Share Purchase Agreement Disputes
Disputes can arise between purchasers and sellers of a company following completion of the transaction. These disputes can relate to completion accounts.
Completion accounts are accounts of the company that detail its assets and liabilities at the date of completion. If a share purchase agreement contains a completion accounts mechanism, then the actual purchase price paid by a purchaser is calculated in accordance with the assets and liabilities on the date of completion, rather than a pre-determined value.
Disputes can arise between purchasers and sellers of a company following completion of the transaction. These disputes can relate to earn-out clauses.
Share purchase agreements often include earn-out clauses. They are commonly used when a shareholder of the company being sold is also a director and they are to continue working for the company, either as an employee or a director. An earn-out clause incentivises the smooth running of the purchased company following completion because the purchase price is assessed by reference to the profits of the company after completion.
Disputes can arise between purchasers and sellers of a company following completion of the transaction. These disputes can relate to a breach of warranty.
Sellers of a company will often agree to a number of warranties in relation to the purchased company in a share purchase agreement. For example, a warranty could be that the company is not currently subject to any litigation. If it is, the sellers must disclose this in a disclosure letter. By doing so, the purchasers cannot argue that they were unaware of this fact.
Disputes can arise when a warranty is untrue and the sellers have not made a specific disclosure in relation to it.
Good leaver/bad leaver
The notion of the ‘good leaver’ and the ‘bad leaver’ are mechanisms that are commonly included in shareholders’ agreements. Disputes can arise over the classification of an exiting shareholder as a good leaver or a bad leaver.
A good leaver clause provides that a shareholder who leaves for reasons such as death, retirement or illness, is classified as a good leaver. They are then, upon exit, entitled to be paid the current market value for their shares.
A bad leaver is the opposite.
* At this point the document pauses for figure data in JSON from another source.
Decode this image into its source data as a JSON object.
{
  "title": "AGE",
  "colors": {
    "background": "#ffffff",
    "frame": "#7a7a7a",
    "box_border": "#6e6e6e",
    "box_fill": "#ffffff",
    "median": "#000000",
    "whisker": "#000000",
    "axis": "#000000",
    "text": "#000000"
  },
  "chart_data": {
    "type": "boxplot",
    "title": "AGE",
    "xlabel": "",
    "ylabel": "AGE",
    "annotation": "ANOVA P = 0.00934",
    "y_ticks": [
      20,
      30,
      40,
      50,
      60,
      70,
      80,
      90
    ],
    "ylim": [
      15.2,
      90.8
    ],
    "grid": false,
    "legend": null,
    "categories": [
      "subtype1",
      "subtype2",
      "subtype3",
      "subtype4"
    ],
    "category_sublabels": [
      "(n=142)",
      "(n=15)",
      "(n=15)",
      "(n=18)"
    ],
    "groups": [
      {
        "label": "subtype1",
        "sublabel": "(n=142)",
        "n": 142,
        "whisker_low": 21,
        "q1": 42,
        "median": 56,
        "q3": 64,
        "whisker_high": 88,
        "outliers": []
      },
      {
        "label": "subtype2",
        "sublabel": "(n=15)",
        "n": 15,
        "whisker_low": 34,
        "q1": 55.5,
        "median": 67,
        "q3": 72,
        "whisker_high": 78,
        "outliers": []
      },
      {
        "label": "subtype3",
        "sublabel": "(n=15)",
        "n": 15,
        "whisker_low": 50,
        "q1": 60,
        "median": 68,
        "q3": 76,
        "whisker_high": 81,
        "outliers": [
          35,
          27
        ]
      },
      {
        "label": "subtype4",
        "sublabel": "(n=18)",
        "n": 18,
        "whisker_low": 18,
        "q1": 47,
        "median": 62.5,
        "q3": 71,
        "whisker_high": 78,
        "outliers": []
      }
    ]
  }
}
These are shareholders that leave because they simply choose to, within a defined period, or because they have breached their employment contract or committed gross misconduct. Upon exit, bad leavers would normally only get the nominal value for their shares.
In many disputes regarding share purchase agreements, an expert determination is used whereby an expert is brought in to assess the dispute and provide a resolution. This resolution can be binding on the parties.
Expert determinations can be used to provide an outcome for disputes about the final price paid by the purchasers following production of the completion accounts or earn-out accounts. They could also be used to determine a more specific claim, depending on how the share purchase agreement has been drafted. Breaches of warranties tend to be left for the courts to determine.
A significant advantage of the expert determination process is that it can resolve the dispute without the time and cost of pursuing litigation. Specific expert determination clauses will often be drafted into the share purchase agreement so it is important to seek specialist legal advice on this aspect.